Tasteless Toilets

A university is a big operation. Sometimes things don’t work as they should. Take toilets. They are crucial. But sometimes plumbing breaks. Our university-wide email notification system informs us if in one of the buildings toilets have to be closed for repairs. Then we know that it’s best to try our luck in other buildings and can plan accordingly.

The new top administrator was scandalized that there are messages about toilets coming through the email notification system. Eeew, nasty. So without warning anybody, he banned tasteless toilet talk from the messaging system.

And then, of course, plumbing broke down in my building. Since nobody received any notice, people were running around the building like scared rabbits, hoping to find a functioning toilet. If you know you’ll have to schlep across campus to do your business, you plan accordingly. But with no warning, it gets icky.

After repeated requests to give us our toilet news back, the new administrator relented. It’s kind of funny, though, that an adult person would have this intense reaction to such a normal, everyday subject.

Little Things

It rained yesterday in Montreal.

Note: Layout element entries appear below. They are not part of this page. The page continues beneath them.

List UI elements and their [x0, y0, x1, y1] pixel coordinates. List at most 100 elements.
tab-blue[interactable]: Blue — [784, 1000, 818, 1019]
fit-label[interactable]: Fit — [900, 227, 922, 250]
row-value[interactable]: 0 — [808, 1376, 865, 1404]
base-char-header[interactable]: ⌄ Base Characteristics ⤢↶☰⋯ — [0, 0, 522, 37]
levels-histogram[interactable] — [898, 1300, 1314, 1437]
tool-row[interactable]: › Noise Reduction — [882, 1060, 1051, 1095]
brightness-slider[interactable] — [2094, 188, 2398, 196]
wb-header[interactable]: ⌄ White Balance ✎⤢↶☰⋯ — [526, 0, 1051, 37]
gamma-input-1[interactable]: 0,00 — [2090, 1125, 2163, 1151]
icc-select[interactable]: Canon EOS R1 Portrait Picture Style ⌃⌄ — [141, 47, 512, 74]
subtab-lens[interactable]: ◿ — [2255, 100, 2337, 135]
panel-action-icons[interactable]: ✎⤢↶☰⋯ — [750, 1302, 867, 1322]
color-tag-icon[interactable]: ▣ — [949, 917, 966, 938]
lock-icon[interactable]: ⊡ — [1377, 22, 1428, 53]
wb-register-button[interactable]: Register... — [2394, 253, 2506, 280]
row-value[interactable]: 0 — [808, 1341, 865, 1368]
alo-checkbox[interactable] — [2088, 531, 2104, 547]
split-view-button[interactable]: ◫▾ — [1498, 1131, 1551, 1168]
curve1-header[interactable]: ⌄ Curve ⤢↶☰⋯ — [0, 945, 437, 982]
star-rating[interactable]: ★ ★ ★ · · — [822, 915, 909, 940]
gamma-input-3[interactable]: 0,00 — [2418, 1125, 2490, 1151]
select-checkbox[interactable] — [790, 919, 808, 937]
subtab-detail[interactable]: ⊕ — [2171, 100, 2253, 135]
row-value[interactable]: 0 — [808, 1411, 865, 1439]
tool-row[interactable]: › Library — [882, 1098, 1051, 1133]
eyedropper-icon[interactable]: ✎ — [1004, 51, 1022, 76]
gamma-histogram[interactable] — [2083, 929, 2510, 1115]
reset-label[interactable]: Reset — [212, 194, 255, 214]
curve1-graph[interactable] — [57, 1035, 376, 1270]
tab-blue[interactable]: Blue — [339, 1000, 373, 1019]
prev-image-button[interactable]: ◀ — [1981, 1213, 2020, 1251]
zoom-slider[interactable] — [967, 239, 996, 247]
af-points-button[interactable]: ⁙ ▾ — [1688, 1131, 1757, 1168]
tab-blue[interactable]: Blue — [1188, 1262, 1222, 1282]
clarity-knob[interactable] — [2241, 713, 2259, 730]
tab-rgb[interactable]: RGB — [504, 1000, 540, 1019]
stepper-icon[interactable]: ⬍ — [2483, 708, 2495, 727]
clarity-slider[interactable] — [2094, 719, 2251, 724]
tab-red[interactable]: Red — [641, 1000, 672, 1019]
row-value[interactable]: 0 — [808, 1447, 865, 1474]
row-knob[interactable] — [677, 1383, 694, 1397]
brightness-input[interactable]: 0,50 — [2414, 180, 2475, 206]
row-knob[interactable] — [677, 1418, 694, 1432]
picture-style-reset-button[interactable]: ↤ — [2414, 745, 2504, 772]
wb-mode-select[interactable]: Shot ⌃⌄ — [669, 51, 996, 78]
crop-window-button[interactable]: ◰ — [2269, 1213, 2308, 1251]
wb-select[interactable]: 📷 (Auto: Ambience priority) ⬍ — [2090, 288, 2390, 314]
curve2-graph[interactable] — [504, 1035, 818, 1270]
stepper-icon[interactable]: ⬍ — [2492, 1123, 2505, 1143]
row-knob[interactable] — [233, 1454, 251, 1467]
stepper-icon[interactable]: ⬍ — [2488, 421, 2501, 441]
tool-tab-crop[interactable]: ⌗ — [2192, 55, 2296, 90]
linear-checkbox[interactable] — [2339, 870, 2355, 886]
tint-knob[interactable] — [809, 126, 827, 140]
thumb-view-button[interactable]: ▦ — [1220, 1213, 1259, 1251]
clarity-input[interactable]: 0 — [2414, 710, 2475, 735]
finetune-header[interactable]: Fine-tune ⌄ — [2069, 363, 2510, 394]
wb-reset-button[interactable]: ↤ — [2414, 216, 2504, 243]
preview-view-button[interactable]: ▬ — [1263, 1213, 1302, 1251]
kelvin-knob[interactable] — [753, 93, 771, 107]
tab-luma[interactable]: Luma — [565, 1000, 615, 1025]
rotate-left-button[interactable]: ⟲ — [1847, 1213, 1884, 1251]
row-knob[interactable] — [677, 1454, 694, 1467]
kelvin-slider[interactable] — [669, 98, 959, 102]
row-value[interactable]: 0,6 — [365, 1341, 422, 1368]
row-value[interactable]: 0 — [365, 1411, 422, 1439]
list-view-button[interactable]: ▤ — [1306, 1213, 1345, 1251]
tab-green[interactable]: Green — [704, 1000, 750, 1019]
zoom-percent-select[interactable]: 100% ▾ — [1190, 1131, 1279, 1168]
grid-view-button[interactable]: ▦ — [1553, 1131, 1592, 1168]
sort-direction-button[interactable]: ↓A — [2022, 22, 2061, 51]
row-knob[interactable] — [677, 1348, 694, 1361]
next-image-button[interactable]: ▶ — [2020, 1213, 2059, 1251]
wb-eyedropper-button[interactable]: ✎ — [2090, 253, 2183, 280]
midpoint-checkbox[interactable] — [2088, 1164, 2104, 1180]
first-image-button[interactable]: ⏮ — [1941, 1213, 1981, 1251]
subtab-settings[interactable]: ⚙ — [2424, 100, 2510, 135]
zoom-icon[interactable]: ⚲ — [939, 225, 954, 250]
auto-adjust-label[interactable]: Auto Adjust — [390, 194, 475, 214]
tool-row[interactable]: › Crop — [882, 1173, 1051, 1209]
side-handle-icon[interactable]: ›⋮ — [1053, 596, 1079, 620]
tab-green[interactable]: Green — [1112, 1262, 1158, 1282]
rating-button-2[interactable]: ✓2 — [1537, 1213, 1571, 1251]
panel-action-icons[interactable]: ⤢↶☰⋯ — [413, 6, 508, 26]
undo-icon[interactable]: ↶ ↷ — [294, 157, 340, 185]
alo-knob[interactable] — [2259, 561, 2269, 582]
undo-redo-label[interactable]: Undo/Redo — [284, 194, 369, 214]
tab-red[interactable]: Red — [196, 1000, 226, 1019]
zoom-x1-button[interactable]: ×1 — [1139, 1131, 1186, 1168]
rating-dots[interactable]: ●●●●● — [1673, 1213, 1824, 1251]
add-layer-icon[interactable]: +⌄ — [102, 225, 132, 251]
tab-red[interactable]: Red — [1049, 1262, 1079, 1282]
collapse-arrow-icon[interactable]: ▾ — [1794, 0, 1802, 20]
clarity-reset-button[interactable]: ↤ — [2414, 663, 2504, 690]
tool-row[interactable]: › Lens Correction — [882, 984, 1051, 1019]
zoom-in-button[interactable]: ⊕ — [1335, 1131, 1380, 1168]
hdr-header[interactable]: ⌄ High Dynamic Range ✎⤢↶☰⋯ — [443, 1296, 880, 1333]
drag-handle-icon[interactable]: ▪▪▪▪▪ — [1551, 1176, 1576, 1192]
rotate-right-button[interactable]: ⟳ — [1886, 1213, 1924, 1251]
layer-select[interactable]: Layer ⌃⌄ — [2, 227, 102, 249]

Some lightning and thunder, nothing special. It was a rain like a million others. But at the beginning of the rain, everybody got an amber alert-type warning on their phones about the upcoming precipitation. I’m not talking about a text message from a weather service. I’m talking about an alert that one usually gets only in extraordinary situations. The kind that covers your whole screen and you don’t choose whether you want to see it or not.

It turns out that this started with COVID. All of a sudden, the intrusive alert became something that appeared regularly on trivial pretexts.

This is one of the many ways we are trained to exist in a constant state of exception. There’s always a crisis going on. And a crisis justifies extraordinary measures.

People will say this is a little thing, and who cares? But these things always creep up on us in little steps. And then we accept endless intrusions into our phones, homes and bodies in the name of safety. “Oh, it’s just crazy stuff that happens on campuses. It has nothing to do with us.” “Ah, it’s just a phone notification, who cares?” But none of this is accidental. Little by little, it sneaks into every area of life. And then it’s too late to do anything.